In my School of Education courses, I learned this episode was hardly unique to my family. Many children that were originally bilingual are discouraged from speaking their home language. This creates a conflict of demands that is impossible to satisfy. Even when in public, people have questioned my and my family’s English. How is it that people can want others to know English, and yet, even when they do, it is never considered “good enough?” How is it that I can speak, read and write in English just as well as the average English speaker, and yet my English ability is still questioned?

Growing up, not being fluent in Urdu was frustrating for me. In the mosque I grew up in, Urdu is a big part of the culture and adults and friends often mocked me, asking me how much I understood.

“Do you know what ‘cow’ is in Urdu?” “Do you understand what I am saying?” “You don’t know Urdu, right?”

I was treated as inferior by many of my friends because Urdu was such a central part of their lives. It was only because of my childhood friend and her parents that I know as much Urdu as I do now, and they were the only ones who did not judge me for how much I knew. I spent many of my summers listening to them speak to one another or to me in Urdu, and sometimes responded when I felt brave enough. Consequently, I know enough to get by and even help some of my friends by translating for them when sermons are in Urdu at my mosque, but the obstacles that I face with Urdu still frustrate me.

At first glance, not many people know how far my interest in language stretches. I’ve spent much of my life studying Arabic and recently used this knowledge when traveling abroad. I am currently learning Farsi and slowly building up my Urdu with practice. I find myself trying to hide the amount I know, and often do not respond to people in Urdu when they speak to me.

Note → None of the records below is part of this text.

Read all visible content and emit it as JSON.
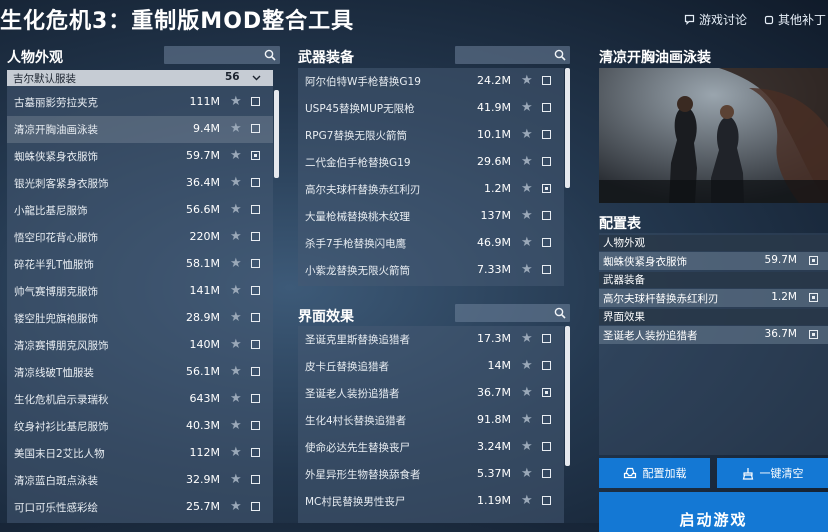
{
  "app": {
    "title": "生化危机3：重制版MOD整合工具"
  },
  "header": {
    "discussion_label": "游戏讨论",
    "other_label": "其他补丁"
  },
  "character": {
    "title": "人物外观",
    "group": {
      "label": "吉尔默认服装",
      "count": "56"
    },
    "items": [
      {
        "name": "古墓丽影劳拉夹克",
        "size": "111M",
        "checked": false
      },
      {
        "name": "清凉开胸油画泳装",
        "size": "9.4M",
        "checked": false
      },
      {
        "name": "蜘蛛侠紧身衣服饰",
        "size": "59.7M",
        "checked": true
      },
      {
        "name": "银光刺客紧身衣服饰",
        "size": "36.4M",
        "checked": false
      },
      {
        "name": "小龍比基尼服饰",
        "size": "56.6M",
        "checked": false
      },
      {
        "name": "悟空印花背心服饰",
        "size": "220M",
        "checked": false
      },
      {
        "name": "碎花半乳T恤服饰",
        "size": "58.1M",
        "checked": false
      },
      {
        "name": "帅气赛博朋克服饰",
        "size": "141M",
        "checked": false
      },
      {
        "name": "镂空肚兜旗袍服饰",
        "size": "28.9M",
        "checked": false
      },
      {
        "name": "清凉赛博朋克风服饰",
        "size": "140M",
        "checked": false
      },
      {
        "name": "清凉线破T恤服装",
        "size": "56.1M",
        "checked": false
      },
      {
        "name": "生化危机启示录瑞秋",
        "size": "643M",
        "checked": false
      },
      {
        "name": "纹身衬衫比基尼服饰",
        "size": "40.3M",
        "checked": false
      },
      {
        "name": "美国末日2艾比人物",
        "size": "112M",
        "checked": false
      },
      {
        "name": "清凉蓝白斑点泳装",
        "size": "32.9M",
        "checked": false
      },
      {
        "name": "可口可乐性感彩绘",
        "size": "25.7M",
        "checked": false
      }
    ]
  },
  "weapons": {
    "title": "武器装备",
    "items": [
      {
        "name": "阿尔伯特W手枪替换G19",
        "size": "24.2M",
        "checked": false
      },
      {
        "name": "USP45替换MUP无限枪",
        "size": "41.9M",
        "checked": false
      },
      {
        "name": "RPG7替换无限火箭筒",
        "size": "10.1M",
        "checked": false
      },
      {
        "name": "二代金伯手枪替换G19",
        "size": "29.6M",
        "checked": false
      },
      {
        "name": "高尔夫球杆替换赤红利刃",
        "size": "1.2M",
        "checked": true
      },
      {
        "name": "大量枪械替换桃木纹理",
        "size": "137M",
        "checked": false
      },
      {
        "name": "杀手7手枪替换闪电鹰",
        "size": "46.9M",
        "checked": false
      },
      {
        "name": "小紫龙替换无限火箭筒",
        "size": "7.33M",
        "checked": false
      }
    ]
  },
  "ui_effects": {
    "title": "界面效果",
    "items": [
      {
        "name": "圣诞克里斯替换追猎者",
        "size": "17.3M",
        "checked": false
      },
      {
        "name": "皮卡丘替换追猎者",
        "size": "14M",
        "checked": false
      },
      {
        "name": "圣诞老人装扮追猎者",
        "size": "36.7M",
        "checked": true
      },
      {
        "name": "生化4村长替换追猎者",
        "size": "91.8M",
        "checked": false
      },
      {
        "name": "使命必达先生替换丧尸",
        "size": "3.24M",
        "checked": false
      },
      {
        "name": "外星异形生物替换舔食者",
        "size": "5.37M",
        "checked": false
      },
      {
        "name": "MC村民替换男性丧尸",
        "size": "1.19M",
        "checked": false
      }
    ]
  },
  "preview": {
    "title": "清凉开胸油画泳装"
  },
  "config": {
    "title": "配置表",
    "categories": [
      {
        "label": "人物外观",
        "item": {
          "name": "蜘蛛侠紧身衣服饰",
          "size": "59.7M"
        }
      },
      {
        "label": "武器装备",
        "item": {
          "name": "高尔夫球杆替换赤红利刃",
          "size": "1.2M"
        }
      },
      {
        "label": "界面效果",
        "item": {
          "name": "圣诞老人装扮追猎者",
          "size": "36.7M"
        }
      }
    ]
  },
  "actions": {
    "load_label": "配置加载",
    "clear_label": "一键清空",
    "launch_label": "启动游戏"
  },
  "colors": {
    "accent": "#1478d4"
  }
}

It was only when I asked my mother that I fully understood what my feelings on this are. Her response was, as always, about the importance of good values. “I think it was more important that we taught you how to be good people, and so I don’t think it really makes a difference whether we taught you Urdu or not.” Her response made me think about all the good that I did learn from my parents.

Language is not about superiority, and knowing one better than another does not make a person better or worse, or more or less intelligent. I have been viewed as inferior because of my experiences being an English speaker who wears a hijab and being a South Asian that does not speak her mother tongue fluently. Yet, it was the more important lessons that were taught in my house — values of treating others with kindness regardless of their background, as well as other religious values — that formed a culture in my home stronger than my South Asian culture.